![]() |
| Workshop Aksara Kawi |
Workshop ini merupakan program perdana Komunitas Bojonegoro History dan direncanakan akan menjadi agenda tahunan. Harapannya, kegiatan ini dapat menjadi alternatif edukasi dalam memahami sejarah serta memperkuat kesadaran pelestarian budaya lokal.
Ketua panitia, Gema Romadhoni, menyampaikan bahwa workshop ini menjadi ruang belajar terbuka bagi masyarakat Bojonegoro untuk bersama-sama membangun ekosistem pembelajaran yang partisipatif dan inklusif. Menurutnya, kelas ini dihadirkan sebagai upaya mengenalkan kembali aksara Kawi yang selama ini belum banyak dipelajari di daerah.
“Melalui kegiatan ini, kami ingin menghadirkan ruang belajar yang setara, di mana semua peserta dapat memahami lebih jauh aksara Kawi sebagai bagian penting dari sejarah dan kebudayaan,” ujarnya.
Kegiatan ini menghadirkan mentor Juan Steven Susilo, alumni Arkeologi Universitas Udayana, yang mengapresiasi semangat para peserta. Ia menilai antusiasme komunitas di Bojonegoro menjadi modal penting dalam mengembangkan kajian sejarah berbasis masyarakat.
Rangkaian kegiatan dimulai pada hari pertama dengan pengenalan dasar-dasar aksara Kawi, mulai dari bentuk huruf, karakter, hingga latihan membaca dan menulis.
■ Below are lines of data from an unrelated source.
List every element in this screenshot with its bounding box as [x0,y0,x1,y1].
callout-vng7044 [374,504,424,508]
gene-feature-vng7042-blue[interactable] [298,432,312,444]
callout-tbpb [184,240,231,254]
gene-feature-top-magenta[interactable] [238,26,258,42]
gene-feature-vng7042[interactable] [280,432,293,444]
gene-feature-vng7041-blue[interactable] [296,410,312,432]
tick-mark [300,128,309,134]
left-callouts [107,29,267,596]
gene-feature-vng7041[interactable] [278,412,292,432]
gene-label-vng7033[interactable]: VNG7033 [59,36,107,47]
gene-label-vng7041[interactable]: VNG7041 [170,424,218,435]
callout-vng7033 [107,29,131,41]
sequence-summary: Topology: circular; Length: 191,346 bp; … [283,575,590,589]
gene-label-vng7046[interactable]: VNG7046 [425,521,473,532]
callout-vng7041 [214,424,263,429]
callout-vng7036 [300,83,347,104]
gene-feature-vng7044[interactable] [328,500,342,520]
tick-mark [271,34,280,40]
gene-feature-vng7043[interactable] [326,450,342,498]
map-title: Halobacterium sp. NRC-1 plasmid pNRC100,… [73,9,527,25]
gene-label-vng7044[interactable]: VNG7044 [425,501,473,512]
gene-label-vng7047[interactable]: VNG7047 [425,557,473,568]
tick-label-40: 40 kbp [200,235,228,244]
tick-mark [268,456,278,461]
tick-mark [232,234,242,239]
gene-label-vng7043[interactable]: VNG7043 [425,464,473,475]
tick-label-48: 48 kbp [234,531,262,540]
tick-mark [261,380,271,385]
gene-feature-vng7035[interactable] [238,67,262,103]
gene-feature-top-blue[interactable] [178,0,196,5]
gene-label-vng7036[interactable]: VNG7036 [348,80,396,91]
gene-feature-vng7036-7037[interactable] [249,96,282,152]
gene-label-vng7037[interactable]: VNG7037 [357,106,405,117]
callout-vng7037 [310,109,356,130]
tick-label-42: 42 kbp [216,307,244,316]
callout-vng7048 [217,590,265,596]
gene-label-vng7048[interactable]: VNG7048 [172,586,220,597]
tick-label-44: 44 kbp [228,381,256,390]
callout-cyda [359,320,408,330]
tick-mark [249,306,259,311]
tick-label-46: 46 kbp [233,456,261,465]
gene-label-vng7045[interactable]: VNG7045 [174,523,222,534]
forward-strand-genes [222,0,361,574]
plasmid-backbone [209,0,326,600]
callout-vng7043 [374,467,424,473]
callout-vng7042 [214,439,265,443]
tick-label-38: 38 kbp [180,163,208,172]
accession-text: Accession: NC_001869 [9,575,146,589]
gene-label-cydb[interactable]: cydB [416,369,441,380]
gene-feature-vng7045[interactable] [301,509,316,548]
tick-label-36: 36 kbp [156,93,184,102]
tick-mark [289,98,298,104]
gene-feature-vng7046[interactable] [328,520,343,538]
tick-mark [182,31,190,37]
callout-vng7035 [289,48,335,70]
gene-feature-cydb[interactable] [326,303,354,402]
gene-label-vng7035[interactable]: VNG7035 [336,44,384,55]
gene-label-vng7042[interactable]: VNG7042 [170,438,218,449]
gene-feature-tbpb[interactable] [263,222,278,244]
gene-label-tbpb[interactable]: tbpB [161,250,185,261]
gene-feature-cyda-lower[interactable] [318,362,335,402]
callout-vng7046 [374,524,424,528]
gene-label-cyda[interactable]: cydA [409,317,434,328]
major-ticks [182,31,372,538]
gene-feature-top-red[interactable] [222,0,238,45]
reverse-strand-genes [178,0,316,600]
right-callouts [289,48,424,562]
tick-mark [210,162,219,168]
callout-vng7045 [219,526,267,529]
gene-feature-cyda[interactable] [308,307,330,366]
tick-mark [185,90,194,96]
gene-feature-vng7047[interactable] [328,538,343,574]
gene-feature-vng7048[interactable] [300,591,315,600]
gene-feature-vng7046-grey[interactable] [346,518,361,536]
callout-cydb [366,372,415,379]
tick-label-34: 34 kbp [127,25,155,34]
Pada hari kedua, peserta dibekali materi teknik riset dan pendataan objek diduga cagar budaya, yang dilanjutkan dengan praktik langsung di sekitar lokasi workshop.
![]() |
| Setelah Riset Lapangan |
Memasuki hari ketiga, peserta melakukan riset lapangan ke Situs Jipangulu di Desa Ngelo, Kecamatan Margomulyo, Kabupaten Bojonegoro. Di lokasi tersebut, peserta belajar mengidentifikasi kawasan situs serta menelusuri temuan benda purbakala seperti fragmen gerabah, keramik, batu bata merah, hingga batuan yang diduga bagian dari struktur candi. Kegiatan ditutup dengan proses pendataan temuan secara menyeluruh.
Salah satu peserta, Anif Musyafa’ah Harnianti, mengaku mendapatkan pengalaman baru yang berkesan selama mengikuti workshop ini. Ia menyampaikan bahwa belajar aksara Kawi menjadi pengalaman pertamanya dan terasa menyenangkan karena suasana kelas yang santai namun tetap fokus.
“Ini pertama kali saya belajar aksara Kawi, dan ternyata seasik ini. Suasananya santai, tidak terlalu formal, jadi lebih mudah fokus dan benar-benar menikmati proses belajarnya,” ungkapnya.
Melalui workshop ini, Komunitas Bojonegoro History berharap dapat menumbuhkan minat generasi muda dalam mempelajari sejarah dan budaya lokal, sekaligus mendorong lahirnya kegiatan serupa di masa mendatang.